À cet égard, il nous paraît intéressant de mentionner l’initiative prise par l’association Opale, en France, qui vise à inscrire certaines démarches artistico-culturelles dans l’économie sociale. Cette association vise à « accompagner la consolidation et le développement des structures artistiques et culturelles, principalement associatives et employeurs », et ce via notamment la « conception et diffusion d’outils d’appui, et la valorisation des pratiques d’économie solidaire32 ». Dans un Manifeste que les artistes et les acteurs de la culture sont appelés à signer33, on relève une série de pratiques à encourager concernant notamment la qualité des rapports aux usagers, aux publics et aux populations (en prêtant notamment attention aux populations en difficulté et aux territoires mal desservis), la rémunération des artistes, le commerce équitable avec les artistes des pays en développement, le choix des fournisseurs et prestataires, le respect de l’environnement, la participation des salariés et des bénévoles aux processus de définition du projet associatif et du projet artistique et culturel, etc.
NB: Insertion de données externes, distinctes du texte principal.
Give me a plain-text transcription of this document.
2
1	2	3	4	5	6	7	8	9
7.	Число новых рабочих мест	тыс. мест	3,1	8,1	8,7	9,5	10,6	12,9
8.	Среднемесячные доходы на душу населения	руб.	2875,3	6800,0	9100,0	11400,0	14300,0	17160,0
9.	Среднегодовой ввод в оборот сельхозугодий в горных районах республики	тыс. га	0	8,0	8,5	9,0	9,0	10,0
En résumé, l’artiste entrepreneur est aussi un entrepreneur social si, que ce soit dans une démarche collective (approche européenne de l’entrepreneur social) ou simplement individuelle, il ne poursuit pas prioritairement un but de lucre et confère à son action une finalité dite « sociale » en incluant volontairement dans son processus créatif des pratiques
ayant des impacts positifs au niveau social, environnemental…

 




29 Voir Defourny, J., et Nyssens, M., (2010), qui comparent en détails les différentes approches de l’entreprise sociale et présentent notamment avec toutes les nuances qui s’imposent les trois grandes écoles de pensée sur ces sujets (école de l’innovation sociale, école des ressources marchandes, approche EMES) et voir aussi Defourny, J., et Mertens, S., « Fondement d’un approche européenne de l’entreprise sociale », working paper HEC-ULg, Liège.
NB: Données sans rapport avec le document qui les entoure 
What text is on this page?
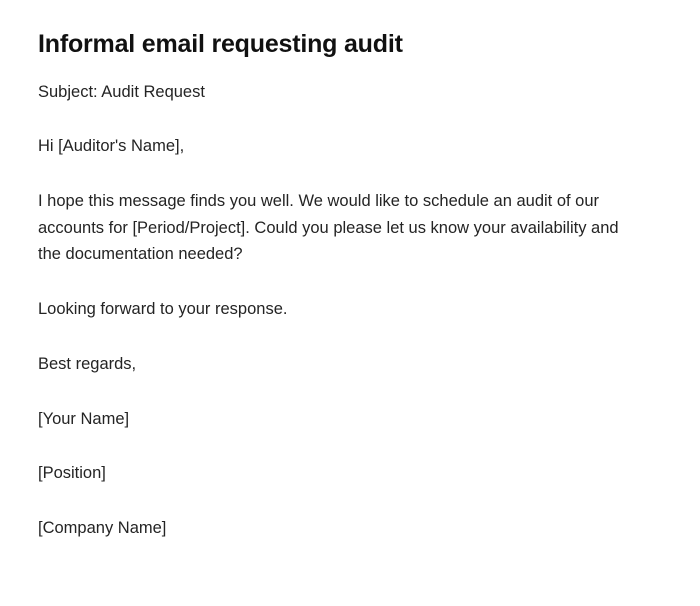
Informal email requesting audit

Subject: Audit Request

Hi [Auditor's Name],

I hope this message finds you well. We would like to schedule an audit of our accounts for [Period/Project]. Could you please let us know your availability and the documentation needed?

Looking forward to your response.

Best regards,

[Your Name]

[Position]

[Company Name]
30 Sous réserve qu’elles présentent une structure formelle. Les associations de fait par exemple ne sont pas – sauf cas particulier comme les Activités SMart – aisément identifiables. Par ailleurs, le repérage des entreprises sociales sur la base de la forme juridique présente des lacunes. Ainsi, certaines associations ne sont pas en réalité de vraies entreprises sociales : bien qu’ayant une finalité strictement commerciale, elles adoptent la forme de l’ASBL par pur opportunisme, par exemple pour échapper à l’impôt des sociétés (on parle dans ce cas de « fausses ASBL »). À l’inverse, il existe quelques exemples d’entreprises en société anonyme ou en SPRL qui pourraient revendiquer leur appartenance à la mouvance de l’entreprise sociale.
31 Dans le secteur artistico-culturel, les initiatives sont en effet souvent le fait d’individus isolés qui s’associent ponctuellement, comme des « électrons libres », dans des structures à géométrie variable d’un projet artistique à l’autre.